En ese preciso instante tomé la decisión de compartir con mi investigador aquello en lo que había estado metida durante los últimos tres meses.

—Te invito esta tarde a un espectáculo digno de ser visto —dije.

—¿Es peligroso?

—Nunca he hecho nada en mi vida que haya merecido la pena que no haya entrañado algún peligro.

—Me apunto.

—Por supuesto que te apuntas.
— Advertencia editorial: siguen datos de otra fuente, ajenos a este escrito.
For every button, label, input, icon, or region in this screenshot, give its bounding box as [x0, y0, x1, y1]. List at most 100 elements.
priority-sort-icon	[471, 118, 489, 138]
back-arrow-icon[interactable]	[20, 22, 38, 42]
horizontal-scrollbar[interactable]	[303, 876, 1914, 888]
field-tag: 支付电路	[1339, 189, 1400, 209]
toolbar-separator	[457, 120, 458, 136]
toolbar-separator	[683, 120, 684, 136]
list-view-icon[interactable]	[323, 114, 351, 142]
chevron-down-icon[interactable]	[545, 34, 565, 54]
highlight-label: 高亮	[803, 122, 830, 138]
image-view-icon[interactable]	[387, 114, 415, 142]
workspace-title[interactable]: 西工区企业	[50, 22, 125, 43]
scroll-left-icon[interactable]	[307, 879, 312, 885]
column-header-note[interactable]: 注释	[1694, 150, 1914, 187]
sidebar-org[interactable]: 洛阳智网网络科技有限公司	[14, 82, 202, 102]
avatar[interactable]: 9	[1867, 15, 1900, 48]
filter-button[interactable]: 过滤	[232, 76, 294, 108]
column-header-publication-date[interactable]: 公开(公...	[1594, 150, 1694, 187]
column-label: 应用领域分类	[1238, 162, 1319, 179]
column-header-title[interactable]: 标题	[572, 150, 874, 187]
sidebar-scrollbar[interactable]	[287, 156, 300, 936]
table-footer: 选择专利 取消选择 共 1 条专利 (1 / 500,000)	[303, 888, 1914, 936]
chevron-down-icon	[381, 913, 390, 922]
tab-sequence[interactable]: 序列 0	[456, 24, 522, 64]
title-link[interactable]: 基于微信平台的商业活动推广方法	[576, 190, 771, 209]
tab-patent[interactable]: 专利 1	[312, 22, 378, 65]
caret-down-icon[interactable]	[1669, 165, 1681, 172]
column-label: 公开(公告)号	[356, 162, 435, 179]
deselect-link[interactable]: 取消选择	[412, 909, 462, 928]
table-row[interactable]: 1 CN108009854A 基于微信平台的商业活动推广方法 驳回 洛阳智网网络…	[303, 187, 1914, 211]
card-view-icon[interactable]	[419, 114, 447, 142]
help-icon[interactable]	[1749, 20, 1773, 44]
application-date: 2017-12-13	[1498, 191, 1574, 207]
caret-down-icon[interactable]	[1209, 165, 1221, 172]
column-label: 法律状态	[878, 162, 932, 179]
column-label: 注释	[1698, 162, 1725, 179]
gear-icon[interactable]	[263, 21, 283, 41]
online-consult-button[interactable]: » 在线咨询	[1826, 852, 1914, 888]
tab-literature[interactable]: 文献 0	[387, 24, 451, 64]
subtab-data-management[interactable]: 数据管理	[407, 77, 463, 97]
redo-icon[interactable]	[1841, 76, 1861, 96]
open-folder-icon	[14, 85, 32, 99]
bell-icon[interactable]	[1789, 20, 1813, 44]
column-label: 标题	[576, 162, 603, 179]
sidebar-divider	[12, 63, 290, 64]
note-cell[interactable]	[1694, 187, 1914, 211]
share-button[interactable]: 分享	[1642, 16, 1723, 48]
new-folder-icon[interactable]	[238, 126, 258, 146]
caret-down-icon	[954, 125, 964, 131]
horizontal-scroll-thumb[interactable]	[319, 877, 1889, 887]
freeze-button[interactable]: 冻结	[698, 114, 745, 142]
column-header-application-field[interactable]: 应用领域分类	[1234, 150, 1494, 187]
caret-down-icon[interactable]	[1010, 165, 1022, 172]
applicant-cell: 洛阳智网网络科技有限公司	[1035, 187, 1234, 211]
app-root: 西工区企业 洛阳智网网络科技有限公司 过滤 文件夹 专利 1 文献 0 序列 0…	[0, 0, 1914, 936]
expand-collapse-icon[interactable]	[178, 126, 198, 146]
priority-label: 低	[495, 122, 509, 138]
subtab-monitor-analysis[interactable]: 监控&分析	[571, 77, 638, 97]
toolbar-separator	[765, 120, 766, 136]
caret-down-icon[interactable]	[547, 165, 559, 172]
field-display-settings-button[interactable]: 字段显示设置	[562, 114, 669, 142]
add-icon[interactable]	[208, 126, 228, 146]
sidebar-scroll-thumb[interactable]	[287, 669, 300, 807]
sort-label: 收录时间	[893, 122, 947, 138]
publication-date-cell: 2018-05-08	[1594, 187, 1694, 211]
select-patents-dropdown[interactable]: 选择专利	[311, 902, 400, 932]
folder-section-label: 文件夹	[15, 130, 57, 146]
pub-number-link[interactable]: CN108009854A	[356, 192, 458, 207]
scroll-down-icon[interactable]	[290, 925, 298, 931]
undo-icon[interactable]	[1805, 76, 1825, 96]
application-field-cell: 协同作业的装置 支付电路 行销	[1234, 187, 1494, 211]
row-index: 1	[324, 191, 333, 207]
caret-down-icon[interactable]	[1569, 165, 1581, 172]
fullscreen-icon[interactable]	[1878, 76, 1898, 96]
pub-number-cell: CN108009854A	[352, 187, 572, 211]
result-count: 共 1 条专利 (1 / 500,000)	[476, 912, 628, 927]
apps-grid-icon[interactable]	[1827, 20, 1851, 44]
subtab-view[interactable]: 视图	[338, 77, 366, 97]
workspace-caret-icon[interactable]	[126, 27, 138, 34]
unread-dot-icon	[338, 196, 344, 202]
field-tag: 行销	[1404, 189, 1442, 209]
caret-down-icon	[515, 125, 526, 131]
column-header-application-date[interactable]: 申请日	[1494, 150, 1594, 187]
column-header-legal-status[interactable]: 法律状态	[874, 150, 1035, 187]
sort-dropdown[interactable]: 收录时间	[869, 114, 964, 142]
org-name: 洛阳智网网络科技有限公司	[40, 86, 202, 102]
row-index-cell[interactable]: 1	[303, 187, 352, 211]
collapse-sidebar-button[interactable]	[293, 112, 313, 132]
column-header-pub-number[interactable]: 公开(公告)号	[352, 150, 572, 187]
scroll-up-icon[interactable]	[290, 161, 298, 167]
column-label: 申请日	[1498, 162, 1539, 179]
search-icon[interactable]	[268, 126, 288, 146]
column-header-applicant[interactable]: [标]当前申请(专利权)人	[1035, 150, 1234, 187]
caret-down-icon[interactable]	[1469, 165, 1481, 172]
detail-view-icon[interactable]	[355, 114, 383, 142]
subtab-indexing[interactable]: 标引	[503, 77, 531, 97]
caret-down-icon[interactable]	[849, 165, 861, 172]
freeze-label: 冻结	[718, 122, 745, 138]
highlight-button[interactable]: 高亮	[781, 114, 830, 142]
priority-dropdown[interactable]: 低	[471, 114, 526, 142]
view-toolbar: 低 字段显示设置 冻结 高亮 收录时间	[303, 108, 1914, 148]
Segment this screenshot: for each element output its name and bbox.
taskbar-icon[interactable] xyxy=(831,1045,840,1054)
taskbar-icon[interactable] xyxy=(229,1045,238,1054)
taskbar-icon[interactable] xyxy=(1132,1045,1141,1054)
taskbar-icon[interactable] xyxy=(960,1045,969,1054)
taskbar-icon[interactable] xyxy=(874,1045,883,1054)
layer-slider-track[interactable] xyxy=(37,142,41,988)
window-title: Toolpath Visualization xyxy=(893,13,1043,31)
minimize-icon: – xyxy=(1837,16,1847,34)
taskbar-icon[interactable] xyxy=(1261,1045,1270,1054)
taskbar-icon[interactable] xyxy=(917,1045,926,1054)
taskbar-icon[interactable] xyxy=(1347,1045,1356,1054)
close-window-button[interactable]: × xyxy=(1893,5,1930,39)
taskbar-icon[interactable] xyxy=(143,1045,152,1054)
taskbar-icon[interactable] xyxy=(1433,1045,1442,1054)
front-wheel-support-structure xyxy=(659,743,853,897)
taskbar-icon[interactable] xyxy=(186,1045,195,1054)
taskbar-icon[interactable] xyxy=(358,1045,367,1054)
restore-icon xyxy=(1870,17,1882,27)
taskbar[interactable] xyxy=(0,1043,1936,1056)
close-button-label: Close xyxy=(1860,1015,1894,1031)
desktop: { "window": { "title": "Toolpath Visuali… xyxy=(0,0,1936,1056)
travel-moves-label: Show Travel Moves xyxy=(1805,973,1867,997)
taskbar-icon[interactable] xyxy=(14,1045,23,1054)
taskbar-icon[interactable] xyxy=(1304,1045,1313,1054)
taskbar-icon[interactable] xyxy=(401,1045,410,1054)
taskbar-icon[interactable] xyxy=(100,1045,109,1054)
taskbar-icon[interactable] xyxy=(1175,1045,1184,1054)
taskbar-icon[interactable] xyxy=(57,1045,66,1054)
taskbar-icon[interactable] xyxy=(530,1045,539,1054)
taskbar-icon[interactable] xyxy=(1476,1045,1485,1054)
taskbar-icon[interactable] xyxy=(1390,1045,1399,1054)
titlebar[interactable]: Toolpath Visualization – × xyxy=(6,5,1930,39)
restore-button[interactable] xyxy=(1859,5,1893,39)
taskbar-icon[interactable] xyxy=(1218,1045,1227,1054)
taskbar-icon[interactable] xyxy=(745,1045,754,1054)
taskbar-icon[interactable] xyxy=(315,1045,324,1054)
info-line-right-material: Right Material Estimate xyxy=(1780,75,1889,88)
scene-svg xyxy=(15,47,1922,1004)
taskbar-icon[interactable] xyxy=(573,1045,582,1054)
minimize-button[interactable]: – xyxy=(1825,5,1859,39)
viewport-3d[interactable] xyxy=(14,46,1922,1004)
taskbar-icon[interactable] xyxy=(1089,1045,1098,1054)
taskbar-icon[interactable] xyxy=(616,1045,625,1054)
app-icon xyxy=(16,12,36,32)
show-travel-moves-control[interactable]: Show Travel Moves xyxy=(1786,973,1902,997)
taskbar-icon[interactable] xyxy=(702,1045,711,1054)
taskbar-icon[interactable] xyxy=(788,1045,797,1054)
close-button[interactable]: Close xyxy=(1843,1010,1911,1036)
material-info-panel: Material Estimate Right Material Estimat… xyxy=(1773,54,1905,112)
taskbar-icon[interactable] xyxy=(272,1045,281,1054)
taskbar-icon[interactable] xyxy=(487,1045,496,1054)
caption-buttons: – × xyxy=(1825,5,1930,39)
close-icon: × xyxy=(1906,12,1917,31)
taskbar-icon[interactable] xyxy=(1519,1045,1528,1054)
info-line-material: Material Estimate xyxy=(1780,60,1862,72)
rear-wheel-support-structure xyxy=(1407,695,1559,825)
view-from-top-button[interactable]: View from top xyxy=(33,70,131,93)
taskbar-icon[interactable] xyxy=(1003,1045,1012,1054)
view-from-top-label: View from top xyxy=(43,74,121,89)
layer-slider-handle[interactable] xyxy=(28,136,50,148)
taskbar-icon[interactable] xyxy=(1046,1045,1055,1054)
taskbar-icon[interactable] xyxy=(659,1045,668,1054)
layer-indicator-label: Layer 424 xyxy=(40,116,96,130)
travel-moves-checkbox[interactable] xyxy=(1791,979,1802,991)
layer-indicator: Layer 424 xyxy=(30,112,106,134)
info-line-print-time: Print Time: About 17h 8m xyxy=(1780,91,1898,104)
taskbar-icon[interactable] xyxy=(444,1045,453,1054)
Yo conduzco, es a las afueras.

—¿A qué hora se supone que empieza el show?

Miré mi reloj, como si no supiera perfectamente la hora a la que estaba previsto que diera comienzo todo.

—En un par de horas.

—No tengo ni la más remota idea de lo que estamos hablando, y eso es algo que no me tranquiliza precisamente, solo espero que no sea una de esas cosas tuyas en la que terminas involucrando y arrastrando a todos los que tienes a tu alrededor.

Seguimos adelante, atravesando la plaza en dirección al aparcamiento. Noté una punzada en el pecho. Tal vez Eme tenía razón, pero más allá de lo que supusiera para nosotros, lo que estaba a punto de ocurrir significaba la culminación definitiva de un camino muy largo para muchas otras personas. Ojalá que nada ni nadie lo detuviera.